Austin joined two partners to start Chemsolv in l979. They bought a shell building at 1140 Industry Ave. and got a used tanker for $15,000. An equivalent new tanker today, Austin said, would cost $100,000, plus the cost of a truck to pull it.
But the partnership went sour when the other parties, who also owned a coal chemicals company, ran up a debt with Chemsolv that they were unable to pay.
Austin's solution was to erase their coal-company debts if his partners turned over their Chemsolv stock to him. "But the debts were worth more than the stock," he said, "so there was some bad blood." And the move required some special concessions from his own creditors. That was 1984, and the next year brought Austin another setback.
In the great Roanoke River flood, Chemsolv's employes headed for high ground - the railroad tracks.
But Austin remembered his gas chromatograph, a piece of lab equipment valued today at $15,000. He returned to the building to move the machine to second-floor safety. When he emerged, he had to bob through filthy floodwater.
"You could hear the [chemical storage] tanks clanking against each other" as they were lifted off their bases by the rising water. One was found far down the river in Vinton, and 50-gallon drums were returned to Chemsolv later from places around Smith Mountain Lake.
"We were wiped out," Austin said. "It would have been easier to walk away, but everybody banded together to save their jobs." And most of the company's offices, including the lab that houses the chromatograph, were moved to the second floor.

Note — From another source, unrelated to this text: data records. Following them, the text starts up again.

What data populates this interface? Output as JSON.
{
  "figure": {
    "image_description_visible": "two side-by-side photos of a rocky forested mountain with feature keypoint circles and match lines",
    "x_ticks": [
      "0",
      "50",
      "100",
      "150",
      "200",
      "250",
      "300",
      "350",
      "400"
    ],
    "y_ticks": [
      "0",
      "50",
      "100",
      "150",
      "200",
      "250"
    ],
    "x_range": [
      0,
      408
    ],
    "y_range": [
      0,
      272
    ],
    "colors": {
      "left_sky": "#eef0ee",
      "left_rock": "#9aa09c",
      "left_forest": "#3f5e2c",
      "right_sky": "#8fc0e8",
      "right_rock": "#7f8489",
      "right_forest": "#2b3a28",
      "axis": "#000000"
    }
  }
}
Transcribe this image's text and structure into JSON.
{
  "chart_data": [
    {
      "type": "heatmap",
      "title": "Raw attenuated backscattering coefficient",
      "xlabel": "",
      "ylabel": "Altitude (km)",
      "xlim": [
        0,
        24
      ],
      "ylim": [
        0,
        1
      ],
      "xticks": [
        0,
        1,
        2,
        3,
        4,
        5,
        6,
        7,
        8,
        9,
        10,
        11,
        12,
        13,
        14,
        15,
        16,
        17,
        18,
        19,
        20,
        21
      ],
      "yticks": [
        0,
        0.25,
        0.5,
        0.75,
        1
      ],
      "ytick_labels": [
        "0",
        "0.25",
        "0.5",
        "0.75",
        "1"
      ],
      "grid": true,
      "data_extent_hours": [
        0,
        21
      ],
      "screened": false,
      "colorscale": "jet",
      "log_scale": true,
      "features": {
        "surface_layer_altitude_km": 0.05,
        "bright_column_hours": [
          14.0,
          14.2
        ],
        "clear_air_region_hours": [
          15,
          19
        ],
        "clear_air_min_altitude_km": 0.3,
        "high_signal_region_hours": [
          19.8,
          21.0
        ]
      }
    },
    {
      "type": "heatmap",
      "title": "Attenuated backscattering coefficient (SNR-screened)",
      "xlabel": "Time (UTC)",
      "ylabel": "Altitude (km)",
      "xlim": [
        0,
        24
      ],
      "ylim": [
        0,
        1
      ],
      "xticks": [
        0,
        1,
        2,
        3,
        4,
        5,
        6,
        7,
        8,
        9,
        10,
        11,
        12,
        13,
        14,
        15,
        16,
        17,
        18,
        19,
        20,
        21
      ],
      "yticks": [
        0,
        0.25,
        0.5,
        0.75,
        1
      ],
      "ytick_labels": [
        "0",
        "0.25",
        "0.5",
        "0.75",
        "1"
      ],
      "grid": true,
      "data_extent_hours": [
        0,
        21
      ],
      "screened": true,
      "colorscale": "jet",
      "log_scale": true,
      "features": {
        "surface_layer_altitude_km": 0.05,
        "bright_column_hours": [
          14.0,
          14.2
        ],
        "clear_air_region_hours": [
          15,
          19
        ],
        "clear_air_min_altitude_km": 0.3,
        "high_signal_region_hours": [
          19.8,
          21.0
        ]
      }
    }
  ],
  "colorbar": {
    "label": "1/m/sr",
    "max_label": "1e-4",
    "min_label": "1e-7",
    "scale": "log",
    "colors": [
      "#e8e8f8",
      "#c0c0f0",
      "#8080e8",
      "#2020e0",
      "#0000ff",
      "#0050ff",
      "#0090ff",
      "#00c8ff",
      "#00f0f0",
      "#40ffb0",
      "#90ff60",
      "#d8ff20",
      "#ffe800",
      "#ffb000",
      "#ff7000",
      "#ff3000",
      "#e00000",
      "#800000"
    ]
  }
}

Today, the reception area downstairs looks more like the entrance to a law office than a business that focuses on products such as alcohol, sodium hydroxide and hydrocarbons. And it is a business that has come increasingly under the scrutiny of laws designed to protect the environment from chemical pollution.
"There's not a day that goes by that one of my trucks is not stopped for an inspection," Austin said. "Sometimes it's to the point that you would call it harassment, but really its just the DOT [Department of Transportation] doing their job." Equipment, he explained, has to be kept in top condition. A spill "could put a company out of business in a heartbeat."
Austin, whose early training was in accounting and finance with the Air Force rather than in chemistry, has seen many changes in the chemical distribution business. Since the Environmental Protection Agency's beginnings in the 1970s, distribution companies have had to do more to educate employes about the products they are handling. They have also had to maintain what Austin calls "cradle-to-grave" records on hazardous waste. They must meet standards for cleaning out barrels and tankers and declare what they are hauling before they load a truck.
Another change in the industry may help explain why Austin won't handle every chemical out there. His product liability insurance has increased from $2,000 to $120,000 per year.
"At first I tried to be everything to everybody," he said of his early years in the business. "But now I try to steer away from controversy." He said known carcinogens such as carbon tetrachloride and benzine will have to be provided by some other company. Austin also declines to distribute agricultural chemicals.
Instead, Chemsolv's trucks pull out loaded with alcohol that will go into coatings, inks and lacquers. Their contents might become the stuff industrial cleaners or metal finishing products are made of. Still others will be ingredients destined to become solvents or plastics.
At Chemsolv's inception, Austin could store 48,000 gallons of chemicals. Today its capacity is 350,000 gallons. Products go as far away as Alaska, where Chemsolv delivers de-icers for airport runways, and as close as Elizabeth Arden, a cosmetic manufacturer across town.
And Austin said he's ready for expansion. He has been looking for two years for a facility in Kingsport, Tenn., suitable for a distribution center. He said he views Kingsport as a market that reminds him of Roanoke when he started the business:
"It is slightly isolated and there is room for additional competition."